Answer explained in detail below.

Step-by-step explanation:

In the passage "Boston Navy Yard and the 'Great War,' 1914-1918," the author presents a detailed account of the history of the Boston Navy Yard, specifically focusing on its transformation during World War I. The author develops the significance of this transformation by providing historical context, describing specific events and changes at the Navy Yard, and highlighting the impact of the Yard's actions on the war effort.

The author begins by providing historical context for the Boston Navy Yard, describing its establishment in 1801 and its role as a major naval shipyard for the United States. This sets the stage for the significance of the Yard's transformation during World War I, as it was a key player in the war effort.

The author then describes specific events and changes that occurred at the Navy Yard during the war. For example, the author notes that the Yard's workforce grew from 2,500 workers to over 20,000, and that the Yard's production of ships and submarines increased dramatically. The author also describes how the Yard adapted to the changing needs of the war, such as by building subchasers and convoy escort ships.

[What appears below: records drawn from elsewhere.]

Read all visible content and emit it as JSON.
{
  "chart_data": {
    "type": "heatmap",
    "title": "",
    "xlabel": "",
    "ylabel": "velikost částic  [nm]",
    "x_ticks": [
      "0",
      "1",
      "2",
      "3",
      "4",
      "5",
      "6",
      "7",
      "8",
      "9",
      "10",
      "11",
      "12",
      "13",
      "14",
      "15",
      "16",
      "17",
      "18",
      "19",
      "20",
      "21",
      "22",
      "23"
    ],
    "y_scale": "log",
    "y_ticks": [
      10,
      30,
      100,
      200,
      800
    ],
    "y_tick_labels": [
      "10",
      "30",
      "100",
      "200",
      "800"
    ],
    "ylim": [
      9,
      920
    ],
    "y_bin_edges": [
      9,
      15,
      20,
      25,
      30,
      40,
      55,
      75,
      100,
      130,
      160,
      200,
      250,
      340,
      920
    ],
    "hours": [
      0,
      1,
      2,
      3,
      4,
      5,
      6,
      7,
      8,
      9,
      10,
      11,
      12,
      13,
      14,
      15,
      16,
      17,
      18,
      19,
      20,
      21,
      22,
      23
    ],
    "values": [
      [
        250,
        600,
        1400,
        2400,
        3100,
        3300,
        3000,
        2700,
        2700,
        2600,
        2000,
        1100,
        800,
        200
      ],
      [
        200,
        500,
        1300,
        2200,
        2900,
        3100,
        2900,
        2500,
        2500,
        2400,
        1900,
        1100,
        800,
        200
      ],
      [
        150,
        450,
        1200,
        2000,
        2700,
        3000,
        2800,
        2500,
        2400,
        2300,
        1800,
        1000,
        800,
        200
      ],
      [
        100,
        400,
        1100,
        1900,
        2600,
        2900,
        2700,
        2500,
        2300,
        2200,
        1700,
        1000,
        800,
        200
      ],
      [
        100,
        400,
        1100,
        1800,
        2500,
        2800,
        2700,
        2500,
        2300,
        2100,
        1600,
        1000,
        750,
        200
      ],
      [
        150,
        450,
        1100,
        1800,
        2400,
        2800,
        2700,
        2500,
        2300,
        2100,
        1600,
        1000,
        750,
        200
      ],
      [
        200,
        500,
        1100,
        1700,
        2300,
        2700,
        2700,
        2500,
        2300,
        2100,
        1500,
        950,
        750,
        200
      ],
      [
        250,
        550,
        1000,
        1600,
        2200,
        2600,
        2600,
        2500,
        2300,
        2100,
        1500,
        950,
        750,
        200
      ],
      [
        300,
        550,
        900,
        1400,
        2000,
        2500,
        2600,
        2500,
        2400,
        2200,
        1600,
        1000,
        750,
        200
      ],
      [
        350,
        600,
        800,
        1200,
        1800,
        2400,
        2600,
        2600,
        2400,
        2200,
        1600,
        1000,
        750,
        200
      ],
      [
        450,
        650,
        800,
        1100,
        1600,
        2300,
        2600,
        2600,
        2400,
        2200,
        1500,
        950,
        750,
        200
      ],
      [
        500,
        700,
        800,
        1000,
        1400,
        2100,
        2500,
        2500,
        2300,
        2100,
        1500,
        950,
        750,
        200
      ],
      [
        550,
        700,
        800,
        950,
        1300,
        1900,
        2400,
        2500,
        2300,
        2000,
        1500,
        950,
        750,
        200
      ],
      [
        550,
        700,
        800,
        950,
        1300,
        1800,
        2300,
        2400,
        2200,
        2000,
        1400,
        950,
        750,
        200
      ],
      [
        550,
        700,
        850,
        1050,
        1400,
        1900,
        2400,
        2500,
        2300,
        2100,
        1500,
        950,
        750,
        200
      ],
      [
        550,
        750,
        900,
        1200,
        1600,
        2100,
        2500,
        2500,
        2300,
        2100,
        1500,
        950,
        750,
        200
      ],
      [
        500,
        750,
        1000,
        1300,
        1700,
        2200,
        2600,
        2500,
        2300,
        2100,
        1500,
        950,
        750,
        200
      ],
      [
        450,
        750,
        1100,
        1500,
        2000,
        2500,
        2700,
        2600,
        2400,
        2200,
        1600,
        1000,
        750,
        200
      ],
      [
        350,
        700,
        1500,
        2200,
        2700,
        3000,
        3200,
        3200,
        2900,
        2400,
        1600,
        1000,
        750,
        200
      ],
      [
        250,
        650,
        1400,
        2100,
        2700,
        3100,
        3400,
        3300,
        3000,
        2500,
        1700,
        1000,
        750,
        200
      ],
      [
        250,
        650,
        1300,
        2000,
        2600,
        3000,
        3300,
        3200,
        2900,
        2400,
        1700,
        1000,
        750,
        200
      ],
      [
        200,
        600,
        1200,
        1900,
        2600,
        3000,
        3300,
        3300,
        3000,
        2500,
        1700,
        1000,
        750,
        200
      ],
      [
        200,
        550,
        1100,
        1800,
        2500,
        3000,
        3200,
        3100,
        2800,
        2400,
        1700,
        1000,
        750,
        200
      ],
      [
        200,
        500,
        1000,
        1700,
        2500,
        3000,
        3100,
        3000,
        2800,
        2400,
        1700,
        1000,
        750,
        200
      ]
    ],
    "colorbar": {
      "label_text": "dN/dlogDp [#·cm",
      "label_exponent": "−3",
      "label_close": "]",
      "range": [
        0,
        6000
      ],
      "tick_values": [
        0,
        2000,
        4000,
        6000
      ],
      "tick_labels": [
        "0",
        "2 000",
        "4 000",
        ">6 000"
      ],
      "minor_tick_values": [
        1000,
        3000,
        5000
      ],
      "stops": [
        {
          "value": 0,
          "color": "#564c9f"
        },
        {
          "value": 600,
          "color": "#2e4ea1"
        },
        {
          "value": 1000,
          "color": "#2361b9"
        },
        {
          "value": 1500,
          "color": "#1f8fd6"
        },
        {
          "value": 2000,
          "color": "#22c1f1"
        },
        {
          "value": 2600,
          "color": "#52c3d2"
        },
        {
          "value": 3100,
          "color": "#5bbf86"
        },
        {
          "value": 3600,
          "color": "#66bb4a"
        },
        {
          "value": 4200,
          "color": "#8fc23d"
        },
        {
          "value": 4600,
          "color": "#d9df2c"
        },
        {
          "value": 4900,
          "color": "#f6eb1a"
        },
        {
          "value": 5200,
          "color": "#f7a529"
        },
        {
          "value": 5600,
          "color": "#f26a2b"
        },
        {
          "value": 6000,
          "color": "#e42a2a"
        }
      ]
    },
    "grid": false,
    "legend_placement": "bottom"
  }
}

The author also highlights the impact of the Yard's actions on the war effort. For example, the author states that the Yard's production of destroyers and submarines helped to tip the balance of the war in favor of the Allies. The author also notes that the Yard's actions played a significant role in the success of the convoy system, which helped to protect supplies and troops being transported across the Atlantic.

Overall, the author develops the significance of the Boston Navy Yard's transformation during World War I by providing historical context, describing specific events and changes at the Navy Yard, and highlighting the impact of the Yard's actions on the war effort. This information provides a clear understanding of the importance of the Navy Yard in the war and its impact on the outcome of the war.